By 1961 George had appeared on the cover of Chemical Week. By 1962 Joanne's favorite story was about taking the yacht Joanne III to Hyannis, tying up at a marina slip, and plugging in the phone. It immediately started to ring.
"Who is this?" a surprised voice asked.
"This is Joanne, abroad Joanne III. With whom am I speaking?"
"This is the White House, m'am. You are in President Kennedy's slip."
But inside that glamorous exterior, her life was getting darker and darker. Although she had had three more children, each birth was followed by a serious depression, anger, suicide attempts, and psychiatric hospitalizations.
She made light of the hospitalizations, joking that she met some of the nicest people during her long stays. In fact, she felt powerless. Everything in her life was out of her control and unreal. She started to drink. Her doctors were generous, providing her with pills to sleep, pills to sooth her, and pills to help her wake up.
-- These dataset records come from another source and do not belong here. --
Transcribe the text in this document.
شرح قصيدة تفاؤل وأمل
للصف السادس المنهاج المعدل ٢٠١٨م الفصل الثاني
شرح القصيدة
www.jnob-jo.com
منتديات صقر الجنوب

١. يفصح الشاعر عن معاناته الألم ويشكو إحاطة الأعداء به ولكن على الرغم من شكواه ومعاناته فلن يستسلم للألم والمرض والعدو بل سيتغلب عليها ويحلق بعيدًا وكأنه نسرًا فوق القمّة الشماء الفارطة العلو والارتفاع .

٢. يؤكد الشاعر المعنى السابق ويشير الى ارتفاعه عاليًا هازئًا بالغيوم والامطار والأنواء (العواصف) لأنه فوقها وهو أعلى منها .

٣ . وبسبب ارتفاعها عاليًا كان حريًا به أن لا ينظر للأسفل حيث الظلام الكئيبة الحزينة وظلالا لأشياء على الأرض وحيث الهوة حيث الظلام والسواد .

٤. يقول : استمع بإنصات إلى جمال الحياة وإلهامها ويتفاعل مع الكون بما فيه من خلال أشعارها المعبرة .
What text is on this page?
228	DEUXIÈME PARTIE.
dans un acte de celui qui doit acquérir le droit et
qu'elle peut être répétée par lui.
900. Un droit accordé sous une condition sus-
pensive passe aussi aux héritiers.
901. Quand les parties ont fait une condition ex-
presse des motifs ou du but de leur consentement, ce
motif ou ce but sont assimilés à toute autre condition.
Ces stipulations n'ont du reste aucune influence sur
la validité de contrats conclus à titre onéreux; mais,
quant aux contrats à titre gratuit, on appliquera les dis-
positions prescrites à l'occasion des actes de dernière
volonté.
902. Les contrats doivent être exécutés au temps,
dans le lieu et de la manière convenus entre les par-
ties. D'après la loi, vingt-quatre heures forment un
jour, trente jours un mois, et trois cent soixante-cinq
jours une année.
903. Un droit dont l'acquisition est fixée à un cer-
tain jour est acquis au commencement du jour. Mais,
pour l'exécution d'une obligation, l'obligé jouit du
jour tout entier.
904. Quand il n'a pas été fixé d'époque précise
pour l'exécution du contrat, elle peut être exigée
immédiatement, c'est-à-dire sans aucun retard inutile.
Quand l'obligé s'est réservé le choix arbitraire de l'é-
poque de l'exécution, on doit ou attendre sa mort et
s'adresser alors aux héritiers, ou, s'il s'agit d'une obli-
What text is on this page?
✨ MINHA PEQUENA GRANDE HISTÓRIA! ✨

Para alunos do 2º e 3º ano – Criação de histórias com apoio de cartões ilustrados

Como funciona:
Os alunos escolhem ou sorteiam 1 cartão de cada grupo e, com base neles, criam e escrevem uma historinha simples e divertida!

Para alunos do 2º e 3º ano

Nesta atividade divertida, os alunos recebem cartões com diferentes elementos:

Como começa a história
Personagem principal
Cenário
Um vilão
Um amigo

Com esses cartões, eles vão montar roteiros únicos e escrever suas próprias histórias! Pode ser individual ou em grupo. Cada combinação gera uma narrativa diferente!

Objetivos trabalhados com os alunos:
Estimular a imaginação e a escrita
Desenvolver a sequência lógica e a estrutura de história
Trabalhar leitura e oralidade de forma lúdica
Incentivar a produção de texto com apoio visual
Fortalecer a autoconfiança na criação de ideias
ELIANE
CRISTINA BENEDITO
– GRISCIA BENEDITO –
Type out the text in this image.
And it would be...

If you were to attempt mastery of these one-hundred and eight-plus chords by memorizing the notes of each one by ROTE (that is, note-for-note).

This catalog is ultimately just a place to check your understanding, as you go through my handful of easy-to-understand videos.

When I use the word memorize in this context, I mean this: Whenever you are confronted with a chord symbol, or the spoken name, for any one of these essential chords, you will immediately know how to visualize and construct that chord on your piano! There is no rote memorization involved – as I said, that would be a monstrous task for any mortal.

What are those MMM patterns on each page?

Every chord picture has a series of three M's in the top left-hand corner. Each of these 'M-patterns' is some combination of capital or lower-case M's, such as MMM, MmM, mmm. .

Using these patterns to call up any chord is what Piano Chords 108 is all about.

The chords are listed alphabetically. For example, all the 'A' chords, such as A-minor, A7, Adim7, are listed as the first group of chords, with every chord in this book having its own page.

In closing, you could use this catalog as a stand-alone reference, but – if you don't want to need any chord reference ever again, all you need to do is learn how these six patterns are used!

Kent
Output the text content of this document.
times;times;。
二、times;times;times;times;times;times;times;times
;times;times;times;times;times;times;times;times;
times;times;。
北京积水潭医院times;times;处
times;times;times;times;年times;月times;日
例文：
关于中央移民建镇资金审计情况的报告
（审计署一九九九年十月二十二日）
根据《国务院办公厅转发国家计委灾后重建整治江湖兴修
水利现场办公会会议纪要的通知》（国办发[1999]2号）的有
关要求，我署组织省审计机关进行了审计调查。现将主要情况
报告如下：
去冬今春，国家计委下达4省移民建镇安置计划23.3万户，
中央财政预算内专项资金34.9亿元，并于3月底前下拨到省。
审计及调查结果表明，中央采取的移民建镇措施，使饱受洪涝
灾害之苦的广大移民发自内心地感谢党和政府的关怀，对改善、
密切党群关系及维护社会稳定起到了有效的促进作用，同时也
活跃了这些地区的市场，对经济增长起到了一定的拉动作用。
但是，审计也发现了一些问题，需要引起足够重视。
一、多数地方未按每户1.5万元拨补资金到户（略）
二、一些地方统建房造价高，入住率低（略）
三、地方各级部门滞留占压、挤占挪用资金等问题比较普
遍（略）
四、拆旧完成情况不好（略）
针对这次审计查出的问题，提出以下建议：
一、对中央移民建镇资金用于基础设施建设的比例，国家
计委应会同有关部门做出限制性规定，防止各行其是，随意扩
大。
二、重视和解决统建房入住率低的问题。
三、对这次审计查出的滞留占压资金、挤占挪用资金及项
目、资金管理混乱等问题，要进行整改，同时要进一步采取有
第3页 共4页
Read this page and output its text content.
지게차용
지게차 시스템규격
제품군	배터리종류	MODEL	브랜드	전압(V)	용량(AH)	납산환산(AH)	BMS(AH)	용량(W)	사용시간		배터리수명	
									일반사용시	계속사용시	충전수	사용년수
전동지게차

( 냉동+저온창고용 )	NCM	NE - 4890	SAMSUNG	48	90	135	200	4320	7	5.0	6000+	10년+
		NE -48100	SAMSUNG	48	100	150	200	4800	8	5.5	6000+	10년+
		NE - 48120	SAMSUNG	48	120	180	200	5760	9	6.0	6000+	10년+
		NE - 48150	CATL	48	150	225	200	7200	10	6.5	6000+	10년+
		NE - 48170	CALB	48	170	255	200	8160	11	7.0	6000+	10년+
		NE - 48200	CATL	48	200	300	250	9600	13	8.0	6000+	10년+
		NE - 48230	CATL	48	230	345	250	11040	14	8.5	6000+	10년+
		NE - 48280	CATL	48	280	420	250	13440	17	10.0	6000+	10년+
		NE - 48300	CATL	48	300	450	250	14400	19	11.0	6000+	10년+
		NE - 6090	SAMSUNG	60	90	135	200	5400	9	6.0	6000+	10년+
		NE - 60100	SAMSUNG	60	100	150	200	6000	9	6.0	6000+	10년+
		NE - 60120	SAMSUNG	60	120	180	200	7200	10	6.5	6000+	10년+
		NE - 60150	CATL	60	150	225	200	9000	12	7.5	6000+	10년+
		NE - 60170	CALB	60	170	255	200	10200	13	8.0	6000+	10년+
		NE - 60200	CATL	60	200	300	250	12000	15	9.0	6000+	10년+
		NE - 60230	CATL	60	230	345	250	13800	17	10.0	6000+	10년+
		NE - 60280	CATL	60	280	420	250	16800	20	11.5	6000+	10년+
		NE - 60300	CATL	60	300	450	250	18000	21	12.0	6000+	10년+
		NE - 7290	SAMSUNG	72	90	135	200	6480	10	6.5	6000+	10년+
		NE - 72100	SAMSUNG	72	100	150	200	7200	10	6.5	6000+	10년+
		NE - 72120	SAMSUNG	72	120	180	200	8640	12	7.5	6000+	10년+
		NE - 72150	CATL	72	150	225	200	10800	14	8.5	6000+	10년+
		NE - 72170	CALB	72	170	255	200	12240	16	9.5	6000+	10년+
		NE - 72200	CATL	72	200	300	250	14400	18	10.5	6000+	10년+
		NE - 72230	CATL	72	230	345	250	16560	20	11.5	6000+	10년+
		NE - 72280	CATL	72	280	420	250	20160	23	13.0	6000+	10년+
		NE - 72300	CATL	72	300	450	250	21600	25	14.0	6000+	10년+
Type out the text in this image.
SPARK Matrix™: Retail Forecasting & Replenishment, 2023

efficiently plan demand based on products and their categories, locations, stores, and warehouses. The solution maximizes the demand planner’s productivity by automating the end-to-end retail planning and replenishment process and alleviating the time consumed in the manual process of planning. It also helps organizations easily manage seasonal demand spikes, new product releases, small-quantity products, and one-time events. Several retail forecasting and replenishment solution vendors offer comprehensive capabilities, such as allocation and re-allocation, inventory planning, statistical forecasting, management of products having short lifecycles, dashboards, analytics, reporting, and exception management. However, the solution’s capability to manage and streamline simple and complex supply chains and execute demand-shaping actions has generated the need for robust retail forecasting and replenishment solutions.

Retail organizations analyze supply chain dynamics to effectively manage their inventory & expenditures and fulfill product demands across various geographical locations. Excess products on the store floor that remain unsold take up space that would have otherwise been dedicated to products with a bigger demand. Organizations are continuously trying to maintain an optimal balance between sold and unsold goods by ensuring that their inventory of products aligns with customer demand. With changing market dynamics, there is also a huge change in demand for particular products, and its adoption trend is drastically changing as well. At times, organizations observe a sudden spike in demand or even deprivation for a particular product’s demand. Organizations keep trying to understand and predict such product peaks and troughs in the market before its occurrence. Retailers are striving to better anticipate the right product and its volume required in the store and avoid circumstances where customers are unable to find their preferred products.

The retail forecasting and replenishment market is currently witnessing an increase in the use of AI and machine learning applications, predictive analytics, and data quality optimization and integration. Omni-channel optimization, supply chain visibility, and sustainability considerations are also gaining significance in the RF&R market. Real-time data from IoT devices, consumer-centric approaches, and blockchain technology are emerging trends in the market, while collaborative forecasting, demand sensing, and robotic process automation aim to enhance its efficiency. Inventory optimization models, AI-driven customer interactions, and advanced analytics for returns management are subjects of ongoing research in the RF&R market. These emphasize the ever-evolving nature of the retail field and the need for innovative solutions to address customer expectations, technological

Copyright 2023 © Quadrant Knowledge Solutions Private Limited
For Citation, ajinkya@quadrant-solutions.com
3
She never believed the wealth that surrounded her was real. She was certain it could disappear at any moment.
Had she lived, she would have learned she was right. The wealth did disappear.
But she didn't live. At 52 she learned she had breast cancer. Exactly five years later, ready to cross the fateful 5-year mark cancer-free, her doctors found a spot on her liver. She was dead six months later, at 57.
She left behind her husband of nearly thirty years, four healthy college-educated sons--- including a university professor---and three grandchildren. Three more grandchildren would be born years later.
It's a true American story. America is the land of opportunity. But that doesn't mean it's the land of milk and honey.
Over the years her son Bobby---the one who had the $2 penny collection--- has thought of his mother's story many times. It could, he says, be something from a John O'Hara or James Michener novel, a big story about life in America. It could also be a story noir, like a Eugene O'Neil play or a William Faulkner novel.
But most of the time he only wishes she could have been happy.